ELIZABETH BRACKETT: Dr. Rossbach respected Kelley Mitchell's decision.
DR. CHRISTOPHER ROSSBACH: What this kid has gone through is just unbelievable. If you count the two relapses of the Ewing's, she's had five cancers in her life, in a life that only was 15 or 16 years long. It was intellectually interesting... would have been interesting to pursue that, to see: How much more can we get out of this kid? But I did not think it was right for me. I think I would have felt selfish.
ELIZABETH BRACKETT: Do you think if she had continued with the therapy she might be alive?
DR. GERALD SOFF: To answer that question is sticking my neck out a bit. I dream that she would have. I pray that it will work if we start it again, but we don't really know that yet. We have to do a series of patients and a series of trials and answer the question scientifically. If the angiostatic cocktail really pans out, and it'll take some serious effort to determine that, I mean, she will be one of the most important cancer patients that have been treated.
ELIZABETH BRACKETT: Largely because of the results seen with Kelley Mitchell's treatment, Dr. Soff himself began clinical human trials of the angiostatic cocktail. He currently has 12 patients in the trial. And there are several other key drug trials under way. The father of angiogenesis research, Dr. Judah Folkman, has just presented his results from phase one trials on his angiostatic inhibiting drug called endostatin. Phase one trials are done to make sure a drug is safe.

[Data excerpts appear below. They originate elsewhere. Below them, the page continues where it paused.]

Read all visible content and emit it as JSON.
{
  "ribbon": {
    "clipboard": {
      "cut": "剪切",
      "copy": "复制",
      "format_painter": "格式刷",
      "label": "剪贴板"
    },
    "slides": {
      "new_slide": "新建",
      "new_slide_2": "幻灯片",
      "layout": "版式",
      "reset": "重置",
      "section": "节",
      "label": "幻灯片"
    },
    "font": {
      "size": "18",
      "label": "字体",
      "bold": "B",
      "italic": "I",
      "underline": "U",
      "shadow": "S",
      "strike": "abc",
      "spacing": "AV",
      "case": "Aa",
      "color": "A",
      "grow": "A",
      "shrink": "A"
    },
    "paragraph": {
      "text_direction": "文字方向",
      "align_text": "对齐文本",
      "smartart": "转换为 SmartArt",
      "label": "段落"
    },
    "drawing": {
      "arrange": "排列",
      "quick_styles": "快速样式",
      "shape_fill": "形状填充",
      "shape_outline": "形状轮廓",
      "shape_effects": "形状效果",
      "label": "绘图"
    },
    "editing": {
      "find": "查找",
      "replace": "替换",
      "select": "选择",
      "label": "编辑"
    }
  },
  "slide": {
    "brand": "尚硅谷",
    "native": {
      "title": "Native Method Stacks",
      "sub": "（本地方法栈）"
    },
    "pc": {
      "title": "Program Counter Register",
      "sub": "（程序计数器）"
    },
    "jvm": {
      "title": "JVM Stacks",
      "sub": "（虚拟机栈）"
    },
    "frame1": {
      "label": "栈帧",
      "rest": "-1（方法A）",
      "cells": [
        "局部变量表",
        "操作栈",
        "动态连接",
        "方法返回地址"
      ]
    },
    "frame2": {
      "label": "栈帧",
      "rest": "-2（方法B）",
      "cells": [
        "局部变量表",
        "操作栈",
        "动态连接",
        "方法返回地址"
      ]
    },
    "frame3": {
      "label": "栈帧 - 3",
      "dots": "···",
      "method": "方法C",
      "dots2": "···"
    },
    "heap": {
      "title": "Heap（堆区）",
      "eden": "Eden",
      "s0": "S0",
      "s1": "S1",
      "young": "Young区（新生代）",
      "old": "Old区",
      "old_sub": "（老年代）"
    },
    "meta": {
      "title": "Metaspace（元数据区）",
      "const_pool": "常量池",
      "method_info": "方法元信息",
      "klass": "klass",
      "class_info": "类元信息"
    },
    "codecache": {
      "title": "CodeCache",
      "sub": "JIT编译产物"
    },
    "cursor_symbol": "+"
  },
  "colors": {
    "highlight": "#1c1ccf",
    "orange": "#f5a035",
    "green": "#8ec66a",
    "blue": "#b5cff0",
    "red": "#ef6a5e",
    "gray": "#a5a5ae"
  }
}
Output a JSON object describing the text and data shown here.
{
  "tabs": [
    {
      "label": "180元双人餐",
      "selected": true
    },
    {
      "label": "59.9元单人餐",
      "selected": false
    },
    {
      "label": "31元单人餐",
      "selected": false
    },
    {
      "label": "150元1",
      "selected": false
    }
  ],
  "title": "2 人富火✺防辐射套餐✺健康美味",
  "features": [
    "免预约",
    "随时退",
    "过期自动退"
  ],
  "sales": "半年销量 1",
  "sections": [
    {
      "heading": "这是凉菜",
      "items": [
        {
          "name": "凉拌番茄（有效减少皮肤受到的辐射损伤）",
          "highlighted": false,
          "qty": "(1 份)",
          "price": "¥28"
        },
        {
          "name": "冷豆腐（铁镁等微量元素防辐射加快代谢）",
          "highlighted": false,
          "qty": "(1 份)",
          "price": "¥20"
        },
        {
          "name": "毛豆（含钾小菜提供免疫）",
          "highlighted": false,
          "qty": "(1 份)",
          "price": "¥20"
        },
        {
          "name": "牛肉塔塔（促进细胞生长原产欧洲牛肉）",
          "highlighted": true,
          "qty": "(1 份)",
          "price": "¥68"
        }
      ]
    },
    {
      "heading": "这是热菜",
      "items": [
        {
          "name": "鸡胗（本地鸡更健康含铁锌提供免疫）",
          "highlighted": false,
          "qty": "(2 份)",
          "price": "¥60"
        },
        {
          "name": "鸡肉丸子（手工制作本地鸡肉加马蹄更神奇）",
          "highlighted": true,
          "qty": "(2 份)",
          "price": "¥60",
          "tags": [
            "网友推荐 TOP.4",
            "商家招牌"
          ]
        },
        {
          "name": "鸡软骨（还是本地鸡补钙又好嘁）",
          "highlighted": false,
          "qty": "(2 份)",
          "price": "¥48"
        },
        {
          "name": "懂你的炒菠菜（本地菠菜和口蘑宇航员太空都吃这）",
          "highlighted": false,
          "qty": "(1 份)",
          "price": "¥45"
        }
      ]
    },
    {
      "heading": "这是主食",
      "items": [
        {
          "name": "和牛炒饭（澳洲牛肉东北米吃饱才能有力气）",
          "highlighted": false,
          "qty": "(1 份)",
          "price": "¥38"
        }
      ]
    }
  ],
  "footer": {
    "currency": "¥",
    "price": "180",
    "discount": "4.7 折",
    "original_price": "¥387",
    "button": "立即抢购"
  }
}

Folkman's drug not only showed virtually no side effects, but also showed tumor shrinkage in some of the patients. Human trials on Dr. Weichselbaum's therapies may begin within the year. So far he has shown tumors in mice shrink faster when angiogenesis inhibitors are used in combination with radiation than when used alone. It's not just a medical foot race, it's a financial foot race as well. Dr.'s Folkman, Soff, and Weischelbaum all have partnerships with drug companies involved in the testing of angiogenesis inhibitors.
DR. GERALD SOFF: The stakes in the race are huge. The financial analysts are talking about something like $20 billion or $30 billion a year in sales for successful angiogenesis inhibitors.
ELIZABETH BRACKETT: But experts in the field caution against raising unrealistic expectations, then point out that there are many approaches to treating cancer, stopping angiogenesis is just one of them.
DOCTOR: So I look at this as another rung on the ladder or another arrow in our quiver. And, obviously, I hope it turns out to be more than that-- i hope it does turn out to be the magic bullet.
ELIZABETH BRACKETT: Results from the first group of patients in Dr. Soff's human trials are expected this summer, one year after Kelley Mitchell's death.